During the “Troubleshooting” I landed to see that it’s the HA Virtual Machine the reason of my Proxmox crashes, If I don’t start HA, the server is running great without problems.
The problem is quite strange, when I start HA it could work fine even for one or two days then it simply die crashing proxmox and the only option I have to recover it is to power-cycle the server.
After some time I realize that there are in particular 2 things that let it crash 90% of the times:
Running a backup
Updating Core or a big integration
For example, updating Core to 2025.2.3 take me about 20 attempts.
I start the update and after 2 minutes HA become unavailable and Proxmox die. I have to power-cycle the server and try again.
Smaller updates most of the time works, for example if I update a simple integration it works. But if after succesfully updating an integration I run another bigger update the system crash and when I power-cycle, then that same small update has still to be performed. If after the succesful small update I immediately reboot, then the update is really done.
Anyway updates are not the only time it crashes, sometime it simply die without any interactions after a few hours or even a couple of days.
I disabled all integrations except DHCP Server and Zigbee2MQTT
This unclear problem is driving me crazy and I start suspecting this has something to do with some hardware failure and not really with HA itself. I know I said it’s happening only with HA machine but it’s also the ‘heaviest’ I run (Maybe with the exception of NextCloud) and it is the only virtual machine, the others are all containers.
What hardware is this running on? It sounds like a possible hardware issue (bad RAM?) Can you remove/swap the memory or is it soldered onto the board? What does your System Monitor show for memory and processor usage over time? How large is your database/backup file?
Hello, an update: I restored the Proxmox backup on another storage and it’s now working great again !
The strange thing is that the storage that was causing the fault was hosting all my other containers without any problem. By the way, it’s fixed now
Hello, I don’t have the issue that the Proxmox server stops working but all the rest you tell is the same but it’s my VM which stops working and I have to startup the guest, also a hardware problem or more a memory issue but when it’s updating it’s not using much mem or cpu.
Your memory value is just a picture of the moment and only of what is being used at that moment.
You can not see what is being used a second later and neither what is being requested.

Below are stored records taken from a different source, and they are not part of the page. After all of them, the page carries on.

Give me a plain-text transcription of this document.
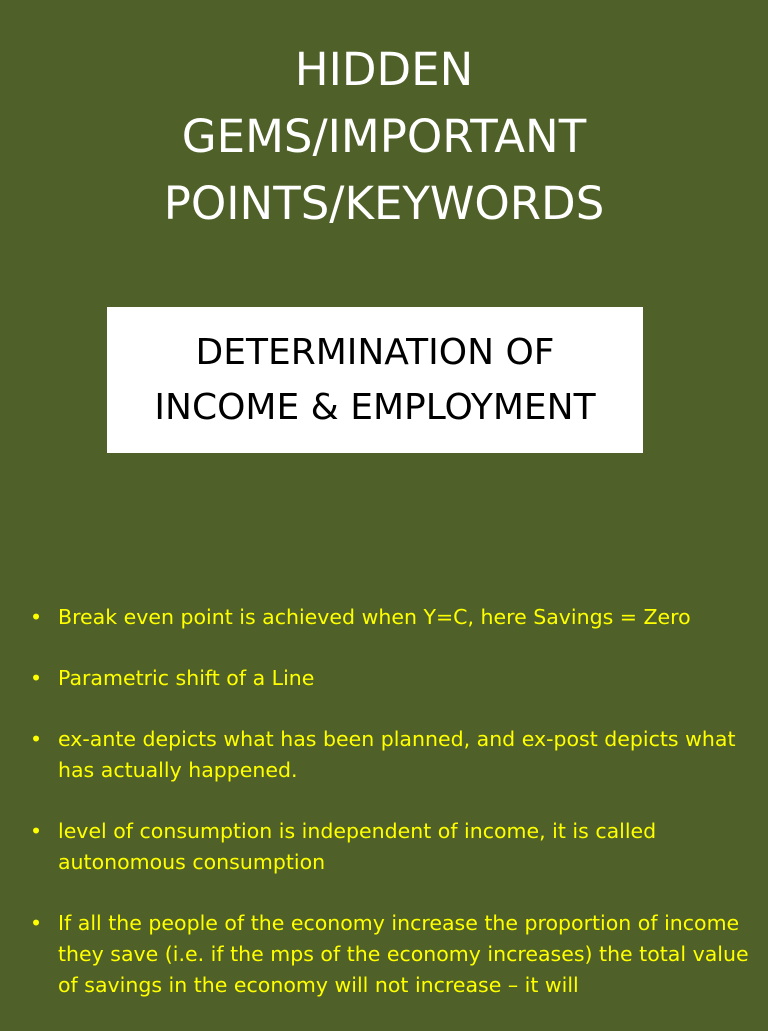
HIDDEN
GEMS/IMPORTANT
POINTS/KEYWORDS

DETERMINATION OF
INCOME & EMPLOYMENT

• Break even point is achieved when Y=C, here Savings = Zero
• Parametric shift of a Line
• ex-ante depicts what has been planned, and ex-post depicts what has actually happened.
• level of consumption is independent of income, it is called autonomous consumption
• If all the people of the economy increase the proportion of income they save (i.e. if the mps of the economy increases) the total value of savings in the economy will not increase – it will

The crash occur when a request can not be fulfilled and that request can be problematic if it request more than is available, but also if it request a continuous block of memory large than is available.

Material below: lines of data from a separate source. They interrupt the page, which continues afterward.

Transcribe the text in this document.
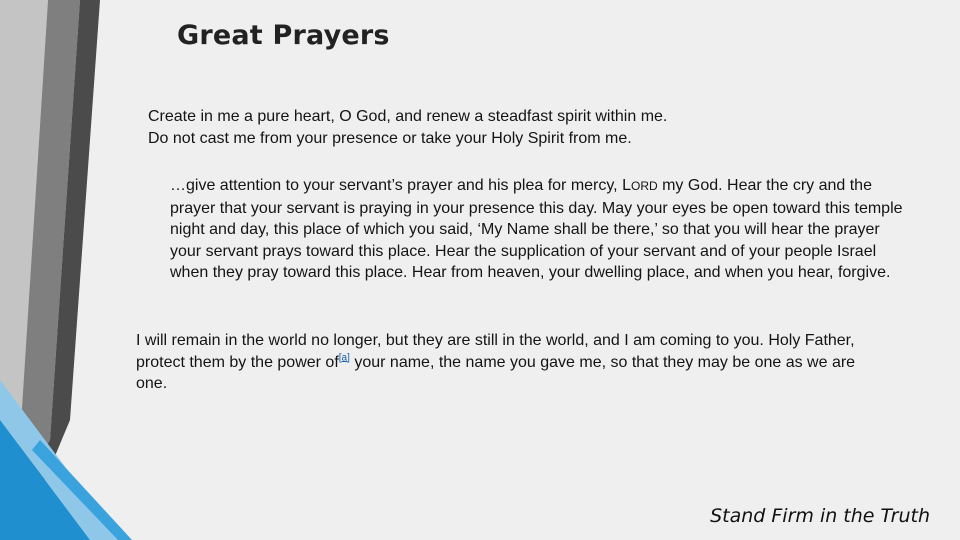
Great Prayers
Create in me a pure heart, O God, and renew a steadfast spirit within me.
Do not cast me from your presence or take your Holy Spirit from me.
…give attention to your servant’s prayer and his plea for mercy, LORD my God. Hear the cry and the prayer that your servant is praying in your presence this day. May your eyes be open toward this temple night and day, this place of which you said, ‘My Name shall be there,’ so that you will hear the prayer your servant prays toward this place. Hear the supplication of your servant and of your people Israel when they pray toward this place. Hear from heaven, your dwelling place, and when you hear, forgive.
I will remain in the world no longer, but they are still in the world, and I am coming to you. Holy Father, protect them by the power of[a] your name, the name you gave me, so that they may be one as we are one.
Stand Firm in the Truth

The second one is the hardest one to deal with and only an ample surplus of available memory can truly counter it.
I am having that issue too. HA keeps running but the NIC the VM is using crashes to the point the port doesn’t even show up if you run ‘ip link show’. This doesn’t always happen so at times I can use my JetKVM to log in and run ifdown and ifup on the NIC used by HA. Anyhow the logs show the e1000 hang error. So… I moved HA from the 1GbE embedded Intel NIC to an Intel X520-DA2 2 port SFP+ 10GbE NIC but the same thing happens even though it doesn’t rely on the e1000 driver. Frustratingly I’ve had this issue happen before when running Proxmox 8, and had found some way to resolve it (turning off features on the NIC) but that fix doesn’t seem to work now (or I am missing something).